遥香の中に眠る『白銀の楔』。それは糸を持たずとも、歪んだ情念を打ち砕く純粋な抗体として機能していた。
「さくら、大丈夫。私がついてる。あんな、人のことを物みたいに閉じ込めようとする汚い色、私が全部ぶっ壊してあげるから!」
遥香の力強い言葉に、さくらは胸の奥が熱くなるのを感じた。
真奈が語る『聖域』という名の監禁。九条が課す『管理』という名の隔離。
そのどちらでもない、対等な『親友』としての意志が、さくらの薄桜色の情念を再び力強く輝かせ始める。
九条は、二人の少女が手を握り合う姿を、冷徹に、けれど深い合理性を持って見つめていた。
完璧な従者である彼は、自身の限界を弁えている。
真奈の糸が、さくらに贈った『言葉』や『記憶』を媒介にして内側から侵入してくる以上、それを物理的な管理だけで防ぐのは不可能に近い。だが、常上遥香という『現実の絆』がさくらの心を外の世界に繋ぎ止めてくれるなら、それは彼にとって最強の防御兵器となる。
(常上様……貴女を、主の精神を繋ぎ止める『錨』として認定いたします。私の執着と、貴女の楔を織り合わせ、天音真奈という異形を迎え撃つ)
九条の濡羽色の糸が、遥香の立ち位置を避けるようにして、さくらの周囲をより強固に囲い込んだ。
それは『遠ざける』ためではなく、遥香という『白銀』の力を最大限に活かし、さくらを守り抜くための、九条なりの戦術的再編だった。
一方、天音の屋敷。
地下室で静樹の繭を愛でていた真奈は、突如として襲ってきた『拒絶の痛み』に、喉の奥から苦い汁を吐き出した。
「……っ、ああ、……痛い、痛いわ……! 誰……? 誰が、私とさくらちゃんの糸を、こんなに乱暴に引き裂こうとするの……?」
真奈の視界に、さくらの隣でぼんやりと輝く、目障りな白銀の残像が浮かぶ。
真奈にとって、遥香の存在は、自身の聖域を汚す、最も忌まわしい不純物だった。
「……あの子ね。あの子が、さくらちゃんをこの汚い現実に引き留めているのね。……損なわなきゃ。……さくらちゃんの周りにある、あの光を全部、私の瑠璃色で塗り潰してあげなきゃ……」
真奈の狂気は、ついに標的をさくら個人から、彼女を支える『日常』そのものへと広げ始めた。
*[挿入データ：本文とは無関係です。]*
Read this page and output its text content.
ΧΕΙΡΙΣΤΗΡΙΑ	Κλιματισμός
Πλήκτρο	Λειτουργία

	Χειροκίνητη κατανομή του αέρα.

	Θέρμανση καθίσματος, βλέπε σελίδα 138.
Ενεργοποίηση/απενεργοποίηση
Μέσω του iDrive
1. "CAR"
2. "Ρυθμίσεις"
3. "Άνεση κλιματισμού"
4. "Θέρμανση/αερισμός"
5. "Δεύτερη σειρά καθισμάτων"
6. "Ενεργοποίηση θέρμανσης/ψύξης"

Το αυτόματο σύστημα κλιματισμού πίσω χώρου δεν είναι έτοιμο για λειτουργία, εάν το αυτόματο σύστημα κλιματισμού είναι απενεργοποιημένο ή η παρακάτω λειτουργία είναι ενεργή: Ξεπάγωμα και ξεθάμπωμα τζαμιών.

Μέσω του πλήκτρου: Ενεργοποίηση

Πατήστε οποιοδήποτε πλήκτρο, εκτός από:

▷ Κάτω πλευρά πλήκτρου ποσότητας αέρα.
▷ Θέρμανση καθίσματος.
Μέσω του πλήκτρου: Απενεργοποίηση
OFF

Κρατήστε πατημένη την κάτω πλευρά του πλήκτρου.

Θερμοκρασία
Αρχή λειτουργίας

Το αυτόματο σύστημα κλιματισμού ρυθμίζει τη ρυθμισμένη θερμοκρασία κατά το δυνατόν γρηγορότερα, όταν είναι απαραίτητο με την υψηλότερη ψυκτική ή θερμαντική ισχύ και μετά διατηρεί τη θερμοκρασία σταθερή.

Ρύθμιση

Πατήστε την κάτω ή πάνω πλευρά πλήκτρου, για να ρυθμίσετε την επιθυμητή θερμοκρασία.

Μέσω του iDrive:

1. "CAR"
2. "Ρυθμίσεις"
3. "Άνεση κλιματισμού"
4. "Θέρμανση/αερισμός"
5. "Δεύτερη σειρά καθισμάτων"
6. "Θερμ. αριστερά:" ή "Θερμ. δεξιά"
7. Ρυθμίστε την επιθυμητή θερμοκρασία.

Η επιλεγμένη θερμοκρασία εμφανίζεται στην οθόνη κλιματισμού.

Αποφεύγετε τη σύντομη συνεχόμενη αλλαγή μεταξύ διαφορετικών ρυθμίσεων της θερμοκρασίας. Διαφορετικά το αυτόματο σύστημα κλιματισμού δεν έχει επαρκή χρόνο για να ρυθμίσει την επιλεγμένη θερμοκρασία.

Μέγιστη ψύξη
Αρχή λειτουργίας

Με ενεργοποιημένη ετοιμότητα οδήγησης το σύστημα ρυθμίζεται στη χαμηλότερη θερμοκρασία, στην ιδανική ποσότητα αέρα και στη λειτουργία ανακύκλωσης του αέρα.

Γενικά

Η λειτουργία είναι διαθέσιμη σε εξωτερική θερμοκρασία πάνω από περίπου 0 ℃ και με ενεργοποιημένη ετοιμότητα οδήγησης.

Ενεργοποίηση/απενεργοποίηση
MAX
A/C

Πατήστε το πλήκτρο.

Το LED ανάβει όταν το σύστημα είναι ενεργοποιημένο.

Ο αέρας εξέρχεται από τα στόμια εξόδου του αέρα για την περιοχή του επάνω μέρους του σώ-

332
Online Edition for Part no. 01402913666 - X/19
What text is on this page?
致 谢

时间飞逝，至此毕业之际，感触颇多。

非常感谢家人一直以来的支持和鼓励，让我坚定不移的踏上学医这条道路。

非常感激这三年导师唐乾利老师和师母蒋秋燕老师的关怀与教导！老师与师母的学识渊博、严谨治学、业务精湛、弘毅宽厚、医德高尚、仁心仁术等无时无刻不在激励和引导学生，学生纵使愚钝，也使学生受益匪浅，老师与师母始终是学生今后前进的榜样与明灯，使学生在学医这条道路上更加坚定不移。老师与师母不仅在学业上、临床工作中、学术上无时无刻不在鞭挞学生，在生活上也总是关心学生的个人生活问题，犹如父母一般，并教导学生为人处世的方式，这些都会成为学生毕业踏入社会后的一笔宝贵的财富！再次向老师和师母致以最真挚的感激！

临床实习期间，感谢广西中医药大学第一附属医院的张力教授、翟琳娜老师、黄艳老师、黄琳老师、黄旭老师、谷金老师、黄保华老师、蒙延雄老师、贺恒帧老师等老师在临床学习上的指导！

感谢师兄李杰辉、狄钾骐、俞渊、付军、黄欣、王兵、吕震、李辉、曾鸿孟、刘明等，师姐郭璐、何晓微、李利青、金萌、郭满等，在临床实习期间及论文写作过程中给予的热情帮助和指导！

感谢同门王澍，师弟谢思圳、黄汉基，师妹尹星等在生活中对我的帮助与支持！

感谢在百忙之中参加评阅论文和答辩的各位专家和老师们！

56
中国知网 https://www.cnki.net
地下室を埋め尽くす瑠璃色の糸が、怒りに震えるように激しく波打つ。
雨上がりの陽光の下、手を繋ぐ二人の少女と、その背後に控える漆黒の従者。
そして、闇の底からその全てを飲み込もうと狙う、瑠璃色の捕食者。
蒼井の美学を懸けた、真の戦いが、ここから始まろうとしていた。